Protect Yourself and Speak with an Expert DUI/DWI Attorney in Texas Now
You have 15 days to keep your driver’s license from suspension. If a police officer arrested you for drugged driving, two cases are standing before you. The first case is a criminal case by Texas state, while the second is by the Texas Department of Public Safety regarding a license suspension.
Under the misdemeanor classifications, you may be eligible for probation. However, a convicted driver has no guarantee of getting a probated fine or prison sentence.
Suppose the court or jury convicted a driver of intoxication assault and granted them probation, a minimum of 30 days behind bars is compulsory as a probation requirement. In case of intoxication manslaughter, the driver has to spend between 120 to 180 days in prison as a mandatory probation requirement.
However, where a driver got convicted of intoxication assault or intoxication manslaughter, and the jury or court discovers that they committed the crime with a deadly weapon, they may be ineligible for probation.
That said, many DUI/DWI charges have faulty evidence supporting them, such as erroneous digits from an untrustworthy breathalyzer test. Also, a police officer’s subjective approach to your particular situation might be faulty.
You don’t want a defective breath test or some other shaky evidence to decide your fate. Rather, get the best Texas DUI/DWI defense attorney you can find to protect your constitutional rights and privileges.

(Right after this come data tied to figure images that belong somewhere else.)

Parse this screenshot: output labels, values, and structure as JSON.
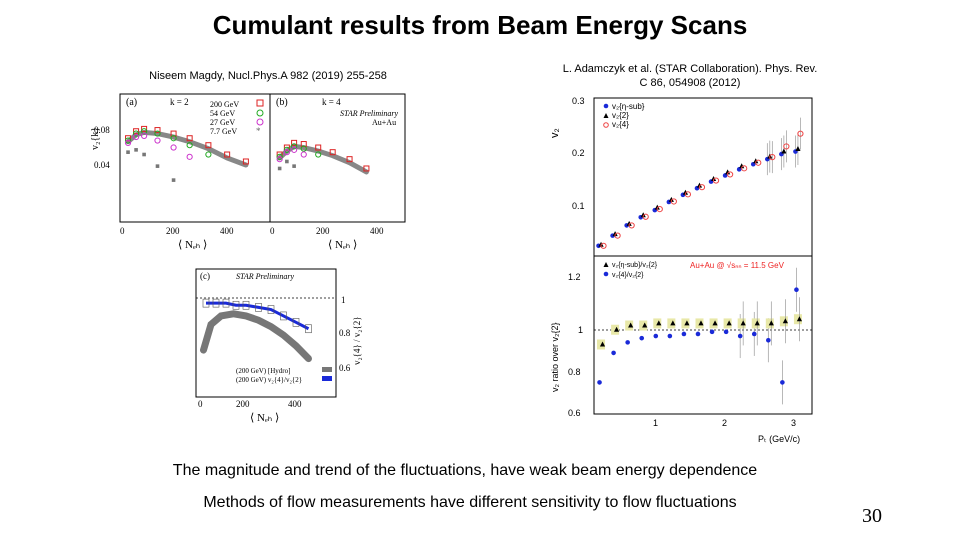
{
  "slide": {
    "title": "Cumulant results from Beam Energy Scans",
    "citation_left": "Niseem Magdy, Nucl.Phys.A 982 (2019) 255-258",
    "citation_right_line1": "L. Adamczyk et al. (STAR Collaboration). Phys. Rev.",
    "citation_right_line2": "C 86, 054908 (2012)",
    "caption_1": "The magnitude and trend of the fluctuations, have weak beam energy dependence",
    "caption_2": "Methods of flow measurements have different sensitivity to flow fluctuations",
    "page_number": "30"
  },
  "fig_a": {
    "panel_a_label": "(a)",
    "panel_b_label": "(b)",
    "k2_label": "k = 2",
    "k4_label": "k = 4",
    "star_prelim": "STAR Preliminary",
    "system": "Au+Au",
    "ylabel": "v₂{k}",
    "xlabel": "⟨ Nₑₕ ⟩",
    "yticks": [
      "0.08",
      "0.04"
    ],
    "xticks_a": [
      "0",
      "200",
      "400"
    ],
    "xticks_b": [
      "0",
      "200",
      "400"
    ],
    "legend": [
      "200 GeV",
      "54 GeV",
      "27 GeV",
      "7.7 GeV"
    ]
  },
  "fig_c": {
    "panel_label": "(c)",
    "star_prelim": "STAR Preliminary",
    "ylabel": "v₂{4} / v₂{2}",
    "xlabel": "⟨ Nₑₕ ⟩",
    "yticks": [
      "1",
      "0.8",
      "0.6"
    ],
    "xticks": [
      "0",
      "200",
      "400"
    ],
    "legend_1": "(200 GeV) [Hydro]",
    "legend_2": "(200 GeV) v₂{4}/v₂{2}"
  },
  "fig_r": {
    "top_ylabel": "v₂",
    "top_yticks": [
      "0.3",
      "0.2",
      "0.1"
    ],
    "legend_top": [
      "v₂{η-sub}",
      "v₂{2}",
      "v₂{4}"
    ],
    "bottom_ylabel": "v₂ ratio over v₂{2}",
    "bottom_yticks": [
      "1.2",
      "1",
      "0.8",
      "0.6"
    ],
    "legend_bottom": [
      "v₂{η-sub}/v₂{2}",
      "v₂{4}/v₂{2}"
    ],
    "system_label": "Au+Au @ √sₙₙ = 11.5 GeV",
    "xticks": [
      "1",
      "2",
      "3"
    ],
    "xlabel": "Pₜ (GeV/c)"
  },
  "chart_data": [
    {
      "type": "line",
      "title": "",
      "subplot": "(a) k = 2",
      "xlabel": "⟨ Nₑₕ ⟩",
      "ylabel": "v₂{k}",
      "xlim": [
        0,
        560
      ],
      "ylim": [
        0,
        0.11
      ],
      "series": [
        {
          "name": "200 GeV",
          "x": [
            30,
            60,
            90,
            140,
            200,
            260,
            330,
            400,
            470
          ],
          "y": [
            0.072,
            0.078,
            0.08,
            0.079,
            0.076,
            0.072,
            0.066,
            0.058,
            0.052
          ]
        },
        {
          "name": "54 GeV",
          "x": [
            30,
            60,
            90,
            140,
            200,
            260,
            330
          ],
          "y": [
            0.07,
            0.076,
            0.078,
            0.076,
            0.072,
            0.066,
            0.058
          ]
        },
        {
          "name": "27 GeV",
          "x": [
            30,
            60,
            90,
            140,
            200,
            260
          ],
          "y": [
            0.068,
            0.073,
            0.074,
            0.07,
            0.064,
            0.056
          ]
        },
        {
          "name": "7.7 GeV",
          "x": [
            30,
            60,
            90,
            140,
            200
          ],
          "y": [
            0.06,
            0.062,
            0.058,
            0.048,
            0.036
          ]
        }
      ]
    },
    {
      "type": "line",
      "title": "",
      "subplot": "(b) k = 4",
      "xlabel": "⟨ Nₑₕ ⟩",
      "ylabel": "v₂{k}",
      "xlim": [
        0,
        560
      ],
      "ylim": [
        0,
        0.11
      ],
      "series": [
        {
          "name": "200 GeV",
          "x": [
            40,
            70,
            100,
            140,
            200,
            260,
            330,
            400
          ],
          "y": [
            0.058,
            0.064,
            0.068,
            0.067,
            0.064,
            0.06,
            0.054,
            0.046
          ]
        },
        {
          "name": "54 GeV",
          "x": [
            40,
            70,
            100,
            140,
            200
          ],
          "y": [
            0.056,
            0.062,
            0.065,
            0.063,
            0.058
          ]
        },
        {
          "name": "27 GeV",
          "x": [
            40,
            70,
            100,
            140
          ],
          "y": [
            0.054,
            0.06,
            0.062,
            0.058
          ]
        },
        {
          "name": "7.7 GeV",
          "x": [
            40,
            70,
            100
          ],
          "y": [
            0.046,
            0.052,
            0.048
          ]
        }
      ]
    },
    {
      "type": "line",
      "title": "",
      "subplot": "(c)",
      "xlabel": "⟨ Nₑₕ ⟩",
      "ylabel": "v₂{4} / v₂{2}",
      "xlim": [
        0,
        560
      ],
      "ylim": [
        0.5,
        1.1
      ],
      "series": [
        {
          "name": "(200 GeV) [Hydro]",
          "x": [
            30,
            60,
            100,
            150,
            200,
            250,
            300,
            350,
            400,
            450
          ],
          "y": [
            0.72,
            0.84,
            0.88,
            0.89,
            0.88,
            0.86,
            0.83,
            0.79,
            0.74,
            0.68
          ]
        },
        {
          "name": "(200 GeV) v₂{4}/v₂{2}",
          "x": [
            40,
            80,
            120,
            160,
            200,
            250,
            300,
            350,
            400,
            450
          ],
          "y": [
            0.94,
            0.94,
            0.94,
            0.93,
            0.93,
            0.92,
            0.91,
            0.88,
            0.85,
            0.82
          ]
        }
      ]
    },
    {
      "type": "scatter",
      "title": "",
      "subplot": "top",
      "xlabel": "Pₜ (GeV/c)",
      "ylabel": "v₂",
      "xlim": [
        0.1,
        3.2
      ],
      "ylim": [
        0,
        0.31
      ],
      "series": [
        {
          "name": "v₂{η-sub}",
          "x": [
            0.2,
            0.4,
            0.6,
            0.8,
            1.0,
            1.2,
            1.4,
            1.6,
            1.8,
            2.0,
            2.2,
            2.4,
            2.6,
            2.8,
            3.0
          ],
          "y": [
            0.02,
            0.04,
            0.06,
            0.076,
            0.09,
            0.106,
            0.12,
            0.133,
            0.146,
            0.158,
            0.17,
            0.18,
            0.19,
            0.2,
            0.205
          ]
        },
        {
          "name": "v₂{2}",
          "x": [
            0.2,
            0.4,
            0.6,
            0.8,
            1.0,
            1.2,
            1.4,
            1.6,
            1.8,
            2.0,
            2.2,
            2.4,
            2.6,
            2.8,
            3.0
          ],
          "y": [
            0.022,
            0.043,
            0.063,
            0.08,
            0.095,
            0.11,
            0.124,
            0.138,
            0.151,
            0.164,
            0.176,
            0.186,
            0.195,
            0.205,
            0.21
          ]
        },
        {
          "name": "v₂{4}",
          "x": [
            0.2,
            0.4,
            0.6,
            0.8,
            1.0,
            1.2,
            1.4,
            1.6,
            1.8,
            2.0,
            2.2,
            2.4,
            2.6,
            2.8,
            3.0
          ],
          "y": [
            0.02,
            0.04,
            0.06,
            0.077,
            0.092,
            0.107,
            0.121,
            0.135,
            0.148,
            0.16,
            0.172,
            0.183,
            0.194,
            0.215,
            0.24
          ]
        }
      ]
    },
    {
      "type": "scatter",
      "title": "",
      "subplot": "bottom",
      "xlabel": "Pₜ (GeV/c)",
      "ylabel": "v₂ ratio over v₂{2}",
      "xlim": [
        0.1,
        3.2
      ],
      "ylim": [
        0.6,
        1.35
      ],
      "series": [
        {
          "name": "v₂{η-sub}/v₂{2}",
          "x": [
            0.2,
            0.4,
            0.6,
            0.8,
            1.0,
            1.2,
            1.4,
            1.6,
            1.8,
            2.0,
            2.2,
            2.4,
            2.6,
            2.8,
            3.0
          ],
          "y": [
            0.75,
            0.89,
            0.94,
            0.96,
            0.97,
            0.97,
            0.98,
            0.98,
            0.99,
            0.99,
            0.97,
            0.98,
            0.95,
            0.75,
            1.19
          ]
        },
        {
          "name": "v₂{4}/v₂{2}",
          "x": [
            0.2,
            0.4,
            0.6,
            0.8,
            1.0,
            1.2,
            1.4,
            1.6,
            1.8,
            2.0,
            2.2,
            2.4,
            2.6,
            2.8,
            3.0
          ],
          "y": [
            0.93,
            1.0,
            1.02,
            1.02,
            1.03,
            1.03,
            1.03,
            1.03,
            1.03,
            1.03,
            1.03,
            1.03,
            1.03,
            1.04,
            1.05
          ]
        }
      ]
    }
  ]
}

Supposed you’ve been charged with DUI or DWI in Texas, you already know that the potential consequences and penalties are serious. Texas criminal law, especially when it comes to aggravated DWI or DUI comes with severe punishments as you’ve seen.
The best thing to do is to hire a criminal defense lawyer immediately after a DUI/DWI arrest. Thankfully, there are thousands of law firms to check, but ensure you hire a skilled attorney.
If you’re seeking a competent Texas DWI attorney, it’s crucial to act right away and hire an experienced DUI defense attorney in the state. Regardless of the charges, Texas drunk driving laws and punishments are steep.
Your best bet is to contact an experienced Texas attorney in DUI or DWI cases who have the needed competence to fight tough for your rights and privileges under the law.
You wouldn’t have any difficulty finding a law firm that’s focused on improving their attorney-client relationship to handle your DUI or DWI charge and get you fewer punishments or outright case dismissal.